Matter of Sanders v Goord
2008 NY Slip Op 00600 [47 AD3d 1183]
January 31, 2008
Appellate Division, Third Department
Published by New York State Law Reporting Bureau pursuant to Judiciary Law § 431.
As corrected through Wednesday, March 12, 2008


In the Matter of Joseph Sanders, Petitioner, v Glenn S. Goord, as Commissioner of Corretional Serices, Respondent.

[*1] Joseph Sanders, Gouverneur, petitioner pro se.

Andrew M. Cuomo, Attorney General, Albany (Peter H. Schiff of counsel), for respondent.

Proceeding pursuant to CPLR article 78 (transferred to this Court by order of the Supreme Court, entered in Albany County) to review a determination of respondent which found petitioner guilty of violating a prison disciplinary rule.

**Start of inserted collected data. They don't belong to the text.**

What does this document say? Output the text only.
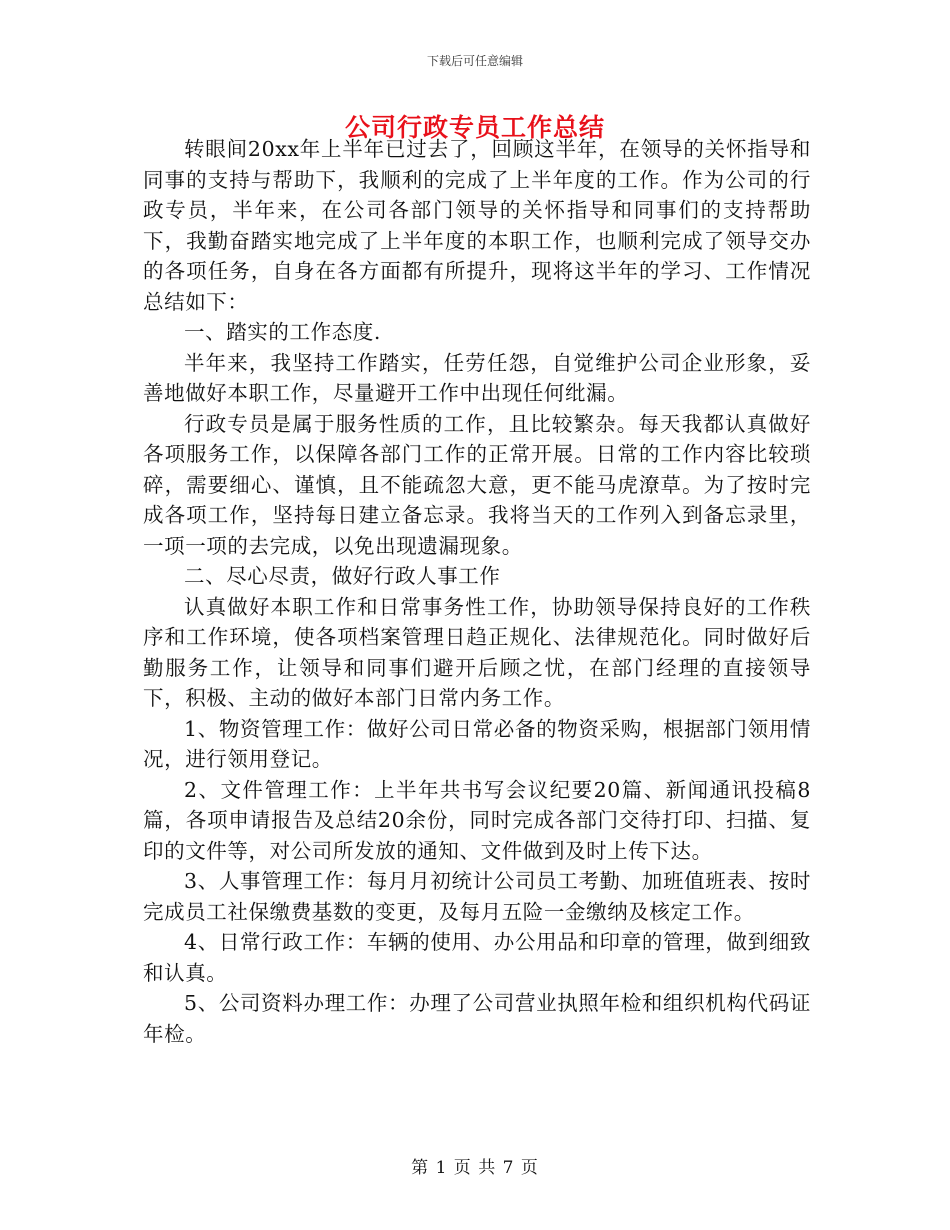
下载后可任意编辑
公司行政专员工作总结

转眼间20xx年上半年已过去了，回顾这半年，在领导的关怀指导和同事的支持与帮助下，我顺利的完成了上半年度的工作。作为公司的行政专员，半年来，在公司各部门领导的关怀指导和同事们的支持帮助下，我勤奋踏实地完成了上半年度的本职工作，也顺利完成了领导交办的各项任务，自身在各方面都有所提升，现将这半年的学习、工作情况总结如下：

一、踏实的工作态度.

半年来，我坚持工作踏实，任劳任怨，自觉维护公司企业形象，妥善地做好本职工作，尽量避开工作中出现任何纰漏。

行政专员是属于服务性质的工作，且比较繁杂。每天我都认真做好各项服务工作，以保障各部门工作的正常开展。日常的工作内容比较琐碎，需要细心、谨慎，且不能疏忽大意，更不能马虎潦草。为了按时完成各项工作，坚持每日建立备忘录。我将当天的工作列入到备忘录里，一项一项的去完成，以免出现遗漏现象。

二、尽心尽责，做好行政人事工作

认真做好本职工作和日常事务性工作，协助领导保持良好的工作秩序和工作环境，使各项档案管理日趋正规化、法律规范化。同时做好后勤服务工作，让领导和同事们避开后顾之忧，在部门经理的直接领导下，积极、主动的做好本部门日常内务工作。

1、物资管理工作：做好公司日常必备的物资采购，根据部门领用情况，进行领用登记。

2、文件管理工作：上半年共书写会议纪要20篇、新闻通讯投稿8篇，各项申请报告及总结20余份，同时完成各部门交待打印、扫描、复印的文件等，对公司所发放的通知、文件做到及时上传下达。

3、人事管理工作：每月月初统计公司员工考勤、加班值班表、按时完成员工社保缴费基数的变更，及每月五险一金缴纳及核定工作。

4、日常行政工作：车辆的使用、办公用品和印章的管理，做到细致和认真。

5、公司资料办理工作：办理了公司营业执照年检和组织机构代码证年检。

第 1 页 共 7 页
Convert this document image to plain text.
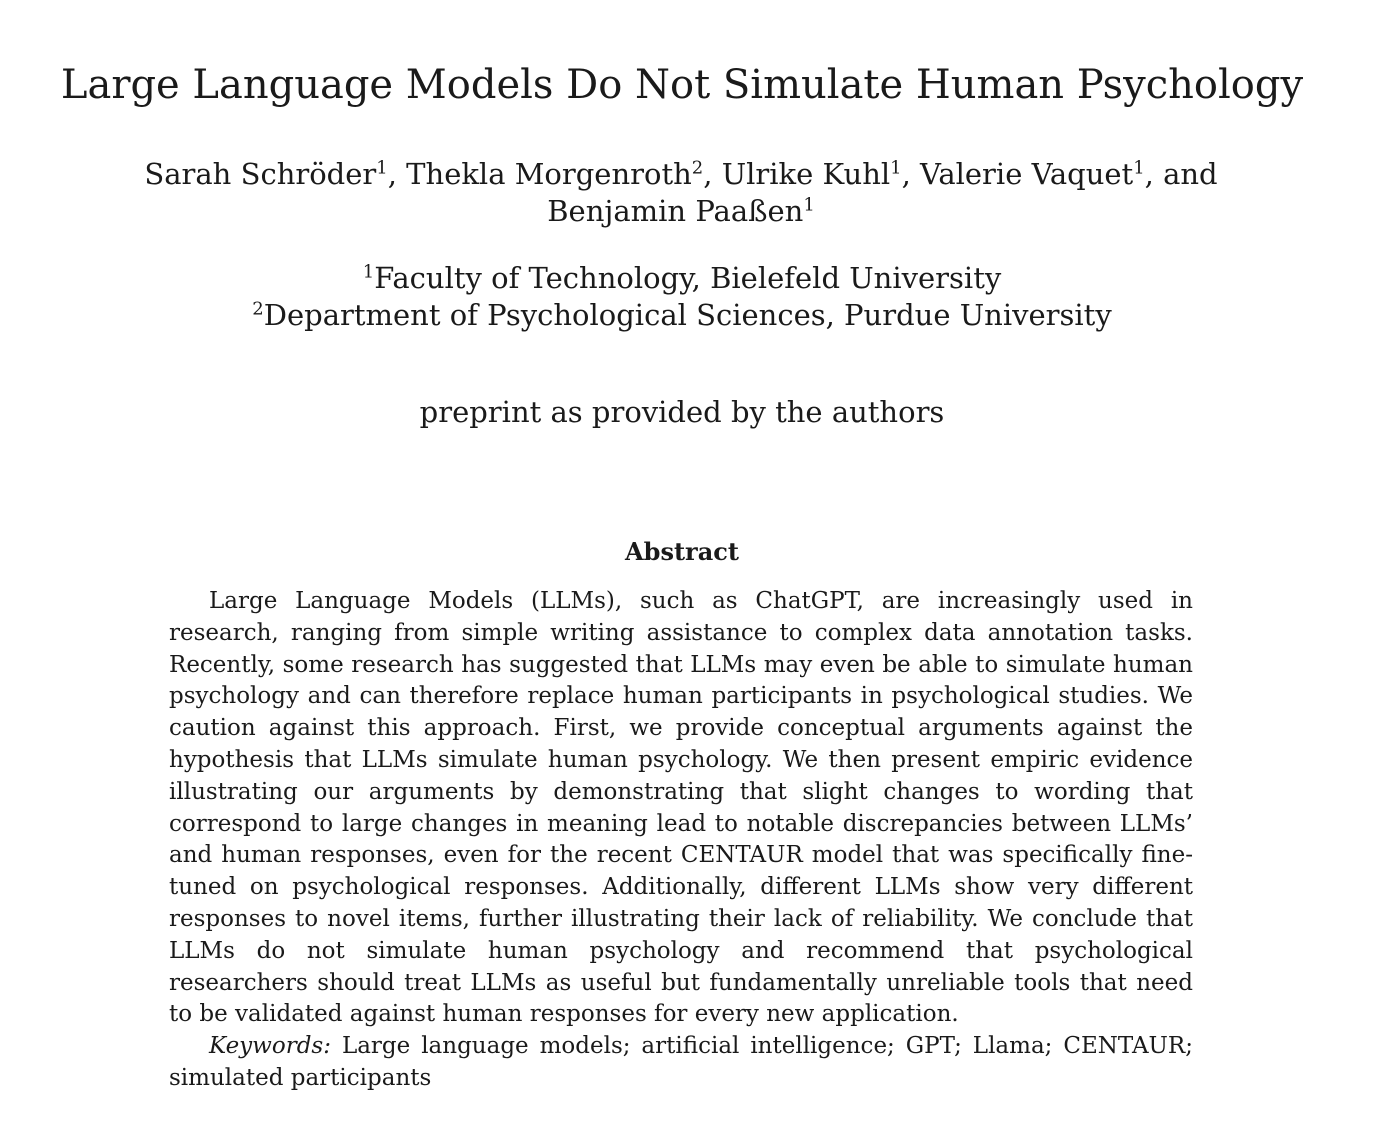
Large Language Models Do Not Simulate Human Psychology
Sarah Schröder$^1$, Thekla Morgenroth$^2$, Ulrike Kuhl$^1$, Valerie Vaquet$^1$, and Benjamin Paaßen$^1$
$^1$Faculty of Technology, Bielefeld University
$^2$Department of Psychological Sciences, Purdue University
preprint as provided by the authors
Abstract

Large Language Models (LLMs), such as ChatGPT, are increasingly used in research, ranging from simple writing assistance to complex data annotation tasks. Recently, some research has suggested that LLMs may even be able to simulate human psychology and can therefore replace human participants in psychological studies. We caution against this approach. First, we provide conceptual arguments against the hypothesis that LLMs simulate human psychology. We then present empiric evidence illustrating our arguments by demonstrating that slight changes to wording that correspond to large changes in meaning lead to notable discrepancies between LLMs’ and human responses, even for the recent CENTAUR model that was specifically fine-tuned on psychological responses. Additionally, different LLMs show very different responses to novel items, further illustrating their lack of reliability. We conclude that LLMs do not simulate human psychology and recommend that psychological researchers should treat LLMs as useful but fundamentally unreliable tools that need to be validated against human responses for every new application.

Keywords: Large language models; artificial intelligence; GPT; Llama; CENTAUR; simulated participants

Petitioner was charged in a misbehavior report with an attempted sexual act and an attempt to forcibly touch an employee after he tried to kiss a female staff member. Following a tier III disciplinary hearing, he was found guilty of attempted forcible touching. That determination was affirmed upon administrative appeal and this CPLR article 78 proceeding ensued.

The misbehavior report and the hearing testimony of the victim provide substantial evidence to support the determination of guilt (see Matter of Burgess v Goord, 45 AD3d 1144, 1145 [2007]; Matter of Goberdhan v Goord, 7 AD3d 897, 897 [2004]). Although petitioner is correct that the disciplinary rule that prohibits the forcible touching of an employee does not expressly prohibit the attempt of such conduct (see 7 NYCRR 270.2 [B] [2] [ii]), "[i]nmates may be cited for attempts . . . whether or not the text of an actual rule contains such terms" (7 NYCRR 270.3 [b]) and, thus, he was not improperly charged with attempted forcible touching. Finally, petitioner's claim that the hearing was not timely completed is unavailing inasmuch as the necessary extension was obtained due to the unavailability of petitioner's requested witness and [*2]the hearing was completed prior to the expiration of that extension (see Matter of McKinley v Goord, 40 AD3d 1280, 1280 [2007], lv denied 9 NY3d 807 [2007]; Matter of Crosby v Selsky, 26 AD3d 571, 572 [2006]).

Petitioner's remaining contentions, including hearing officer bias, have been reviewed and determined to be without merit.

Cardona, P.J., Peters, Spain, Rose and Lahtinen, JJ., concur. Adjudged that the determination is confirmed, without costs, and petition dismissed.